AIZUWAKAMATSU, Fukushima Prefecture—Pro-nuclear propaganda signs that became the ironic symbol of a town evacuated in the 2011 Fukushima nuclear disaster have been moved to a museum’s storage ahead of their possible public display as a warning from history.
The Fukushima Museum in this city took over care of the signs this month on behalf of the town government of Futaba, which co-hosts the crippled Fukushima No. 1 nuclear power plant.
The most well-known of the banners, which residents campaigned to save, reads: “Genshiryoku--Akarui Mirai no Energy” (Nuclear power is the energy of a bright future).
Yuji Onuma, a 40-year-old former resident of Futaba who now lives in Kogawa, Ibaraki Prefecture, came up with the slogan as a sixth grader at a Futaba school. The town hall adopted it to promote nuclear energy.
Onuma, who fled the town amid the triple meltdown, said the move to the museum is welcome in terms of keeping them in good condition.
“But I am hoping that they will be shown to the public as soon as possible,” he said.
The signboards were removed between December and March along with other panels of slogans promoting nuclear energy in the town. The town government cited the danger of the tall steel structures collapsing because of old age.
They had been kept in a barn wrapped in blankets until the prefectural museum came forward with the offer of storage space early this month.

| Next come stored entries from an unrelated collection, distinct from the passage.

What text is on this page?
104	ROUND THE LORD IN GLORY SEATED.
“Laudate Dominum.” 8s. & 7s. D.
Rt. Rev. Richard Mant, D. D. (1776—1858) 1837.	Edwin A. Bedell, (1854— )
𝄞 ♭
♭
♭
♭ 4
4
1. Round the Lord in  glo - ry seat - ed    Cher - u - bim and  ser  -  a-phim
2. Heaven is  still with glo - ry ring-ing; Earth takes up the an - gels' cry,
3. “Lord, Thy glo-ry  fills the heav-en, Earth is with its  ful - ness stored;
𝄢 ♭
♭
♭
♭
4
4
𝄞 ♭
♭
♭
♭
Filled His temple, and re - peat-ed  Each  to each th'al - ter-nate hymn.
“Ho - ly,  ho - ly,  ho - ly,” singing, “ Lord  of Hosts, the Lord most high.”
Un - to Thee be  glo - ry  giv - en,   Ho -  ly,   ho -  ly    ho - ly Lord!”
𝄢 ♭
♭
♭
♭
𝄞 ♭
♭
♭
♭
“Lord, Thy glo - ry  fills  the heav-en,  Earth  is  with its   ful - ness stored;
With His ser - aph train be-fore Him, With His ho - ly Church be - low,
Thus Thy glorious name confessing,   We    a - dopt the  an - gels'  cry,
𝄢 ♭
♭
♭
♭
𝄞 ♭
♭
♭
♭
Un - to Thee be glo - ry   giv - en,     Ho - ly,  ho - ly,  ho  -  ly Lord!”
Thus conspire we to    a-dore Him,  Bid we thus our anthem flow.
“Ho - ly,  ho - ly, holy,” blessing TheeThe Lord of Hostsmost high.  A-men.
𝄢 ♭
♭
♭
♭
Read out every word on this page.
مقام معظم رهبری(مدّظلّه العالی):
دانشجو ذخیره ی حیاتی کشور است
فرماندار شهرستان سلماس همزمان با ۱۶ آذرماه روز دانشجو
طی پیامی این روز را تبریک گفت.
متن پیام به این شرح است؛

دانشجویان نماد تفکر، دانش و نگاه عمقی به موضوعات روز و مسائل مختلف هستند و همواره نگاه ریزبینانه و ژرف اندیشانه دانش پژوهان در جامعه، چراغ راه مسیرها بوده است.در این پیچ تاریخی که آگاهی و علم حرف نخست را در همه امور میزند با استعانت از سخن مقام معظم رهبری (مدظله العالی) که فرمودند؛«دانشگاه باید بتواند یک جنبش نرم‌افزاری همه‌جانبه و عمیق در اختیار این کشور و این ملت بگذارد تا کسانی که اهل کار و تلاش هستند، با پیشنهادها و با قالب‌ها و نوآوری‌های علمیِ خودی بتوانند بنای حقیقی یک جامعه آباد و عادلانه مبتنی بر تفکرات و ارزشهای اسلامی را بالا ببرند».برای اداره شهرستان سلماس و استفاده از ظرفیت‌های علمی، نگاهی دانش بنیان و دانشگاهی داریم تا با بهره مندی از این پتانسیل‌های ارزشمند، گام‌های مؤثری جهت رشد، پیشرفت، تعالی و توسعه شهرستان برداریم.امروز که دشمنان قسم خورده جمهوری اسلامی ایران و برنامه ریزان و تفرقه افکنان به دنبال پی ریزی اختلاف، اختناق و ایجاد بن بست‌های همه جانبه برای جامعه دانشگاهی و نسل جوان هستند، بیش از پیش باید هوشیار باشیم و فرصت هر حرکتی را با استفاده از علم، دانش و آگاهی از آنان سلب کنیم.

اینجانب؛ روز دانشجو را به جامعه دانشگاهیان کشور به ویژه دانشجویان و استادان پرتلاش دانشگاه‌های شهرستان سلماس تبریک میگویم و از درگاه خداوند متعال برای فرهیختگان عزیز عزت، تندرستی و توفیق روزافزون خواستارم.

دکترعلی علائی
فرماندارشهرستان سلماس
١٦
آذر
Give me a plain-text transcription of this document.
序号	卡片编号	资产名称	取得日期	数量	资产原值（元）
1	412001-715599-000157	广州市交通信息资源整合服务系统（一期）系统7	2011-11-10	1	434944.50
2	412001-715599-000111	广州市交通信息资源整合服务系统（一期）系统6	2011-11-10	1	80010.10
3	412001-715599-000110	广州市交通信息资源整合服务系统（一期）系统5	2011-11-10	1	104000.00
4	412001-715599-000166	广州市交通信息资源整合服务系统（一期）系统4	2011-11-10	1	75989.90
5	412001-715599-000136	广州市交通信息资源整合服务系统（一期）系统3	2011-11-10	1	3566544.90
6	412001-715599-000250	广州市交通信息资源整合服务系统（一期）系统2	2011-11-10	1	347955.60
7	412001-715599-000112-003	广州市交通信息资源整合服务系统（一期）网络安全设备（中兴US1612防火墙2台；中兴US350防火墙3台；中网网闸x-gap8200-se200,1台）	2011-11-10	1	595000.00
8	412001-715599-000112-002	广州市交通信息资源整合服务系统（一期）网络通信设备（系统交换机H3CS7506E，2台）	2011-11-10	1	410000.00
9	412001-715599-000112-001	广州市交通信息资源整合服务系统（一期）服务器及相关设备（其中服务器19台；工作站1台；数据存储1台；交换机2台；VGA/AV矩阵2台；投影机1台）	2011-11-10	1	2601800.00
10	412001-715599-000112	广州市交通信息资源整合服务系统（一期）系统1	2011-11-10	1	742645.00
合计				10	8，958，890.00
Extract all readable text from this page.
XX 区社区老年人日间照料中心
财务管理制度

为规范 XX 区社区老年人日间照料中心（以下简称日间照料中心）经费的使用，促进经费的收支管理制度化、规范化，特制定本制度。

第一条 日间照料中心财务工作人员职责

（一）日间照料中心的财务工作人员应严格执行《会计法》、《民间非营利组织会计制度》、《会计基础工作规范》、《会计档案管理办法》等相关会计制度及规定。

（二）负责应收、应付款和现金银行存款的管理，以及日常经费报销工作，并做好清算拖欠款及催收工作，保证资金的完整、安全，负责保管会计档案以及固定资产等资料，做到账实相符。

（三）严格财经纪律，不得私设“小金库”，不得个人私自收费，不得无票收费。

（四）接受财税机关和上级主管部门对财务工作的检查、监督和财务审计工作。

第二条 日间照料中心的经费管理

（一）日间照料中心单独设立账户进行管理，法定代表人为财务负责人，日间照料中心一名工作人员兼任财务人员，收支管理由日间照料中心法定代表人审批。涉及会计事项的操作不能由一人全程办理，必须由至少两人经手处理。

“The signboards will be kept from deteriorating at the museum where the temperature and humidity can be easily adjusted,” a Futaba official said of the transfer to the museum.
The town hall had initially sought to remove and dispose of the prominent signs, saying they were nearly 25 years old and may fall off at any time.
But after the town announced the decision to do so in March 2015, Onuma and other like-minded people scrambled to start a petition to call for their preservation as historically important items.
“The signs should be stored and exhibited as a ‘negative legacy’,” said Onuma, who recalled that he had once been proud of co-hosting a nuclear power station as he believed it would lead the town to a promising future.
But after the disaster, he decided he was wrong and switched to the solar power generation business in Kogawa.
In the end, the town government agreed to preserve them after they were removed from the original site.
A Futaba official said the signs could be featured at a facility to pass down the records of and lessons learned from the powerful quake, tsunami and the nuclear disaster which the prefectural government is planning to construct.